Мужчина и Женщина - Юрий Андреев
Шрифт:
Интервал:
Закладка:
Вот такая волынка и протянулась до самой ленинградской свадьбы. А там мне уже жалко его стало, крепится, истощал, на себя прежнего не похож. Я ему шепнула: — Ладно уж, сегодня…
Надо было видеть, как просияли его глаза, выпрямилась спина!
И вот мы остались вдвоем в моей комнате. Я спрашиваю его:
— Ну что ты будешь делать? Как ты все это хочешь?? — а сама жду, что он все- таки скажет о своей любви, прижмет мою голову к своей груди, нашепчет ласковые слова. И вдруг слышу трезвое и конструктивное: — Не беспокойся, вопрос я изучил, тебе почти не будет больно, только ты меня слушайся. — О Господи!.. Он по-деловому быстро сбросил с себя одежду и при свете ночника спросил: — Можно тебя раздеть?

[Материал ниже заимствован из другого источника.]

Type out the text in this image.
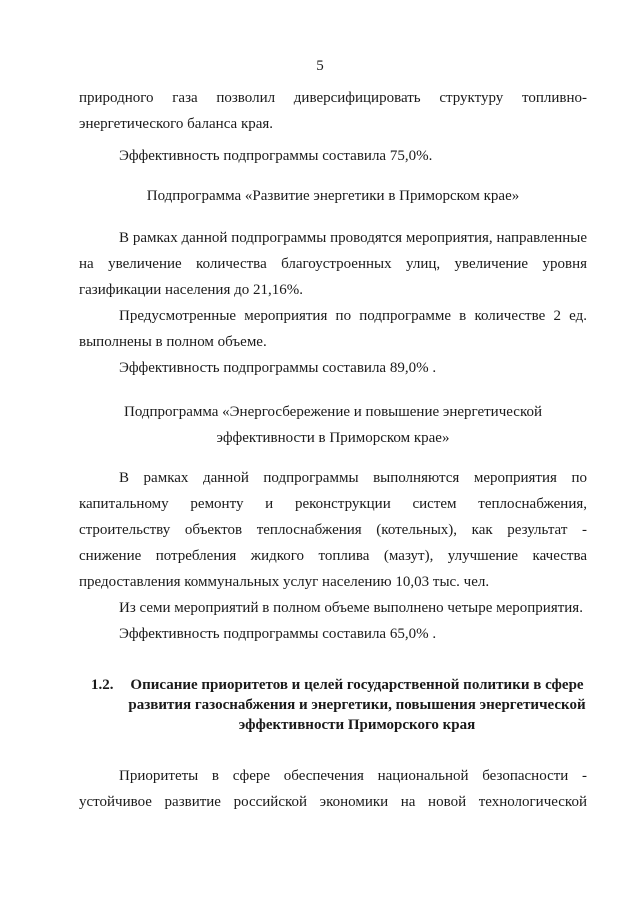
5

природного газа позволил диверсифицировать структуру топливно-энергетического баланса края.

Эффективность подпрограммы составила 75,0%.

Подпрограмма «Развитие энергетики в Приморском крае»

В рамках данной подпрограммы проводятся мероприятия, направленные на увеличение количества благоустроенных улиц, увеличение уровня газификации населения до 21,16%.

Предусмотренные мероприятия по подпрограмме в количестве 2 ед. выполнены в полном объеме.

Эффективность подпрограммы составила 89,0% .

Подпрограмма «Энергосбережение и повышение энергетической
эффективности в Приморском крае»

В рамках данной подпрограммы выполняются мероприятия по капитальному ремонту и реконструкции систем теплоснабжения, строительству объектов теплоснабжения (котельных), как результат - снижение потребления жидкого топлива (мазут), улучшение качества предоставления коммунальных услуг населению 10,03 тыс. чел.

Из семи мероприятий в полном объеме выполнено четыре мероприятия.

Эффективность подпрограммы составила 65,0% .

1.2.	Описание приоритетов и целей государственной политики в сфере развития газоснабжения и энергетики, повышения энергетической эффективности Приморского края

Приоритеты в сфере обеспечения национальной безопасности - устойчивое развитие российской экономики на новой технологической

…Болван! Да разве так спрашивают? Этого же добиваются лаской! Я сдержанно кивнула, и он принялся трудиться, снимая с меня одежды. Ловко, надо сказать, это у него получалось, видно, не впервые он расстегивал крючки на лифчике и сдергивал с женщин штанишки. Так впервые я оказалась перед мужчиной совсем нагая. Хоть и при еле видном свете ночника, но все же голая. И он был совсем обнаженный — во всех подробностях. Я стояла около кровати и не знала, что делать.
— Значит так. Лучше всего, если ты поперек кровати станешь задом ко мне и упрешься в нее локотками.
Не возражая, я послушалась и оказалась в позе кобылы перед приемом жеребца. Я, Анастасия, гордая Артемида, человек, и вдруг — в позе кобылы! Он хлопотливо попросил меня развести ноги пошире, и принялся шарить своим членом в поисках входа в мое причинное место. То ли нашел, то ли нет, не знаю, он резко надавил, и невероятная боль рванула изнутри все мое тело, свела спазмом низ живота, скрутила всю брюшину и отозвалась острой иглой, пронзившей насквозь сердце. Я вывернулась, вскочила и не помня себя, какую свинцовую плюху от плеча ему закатила!..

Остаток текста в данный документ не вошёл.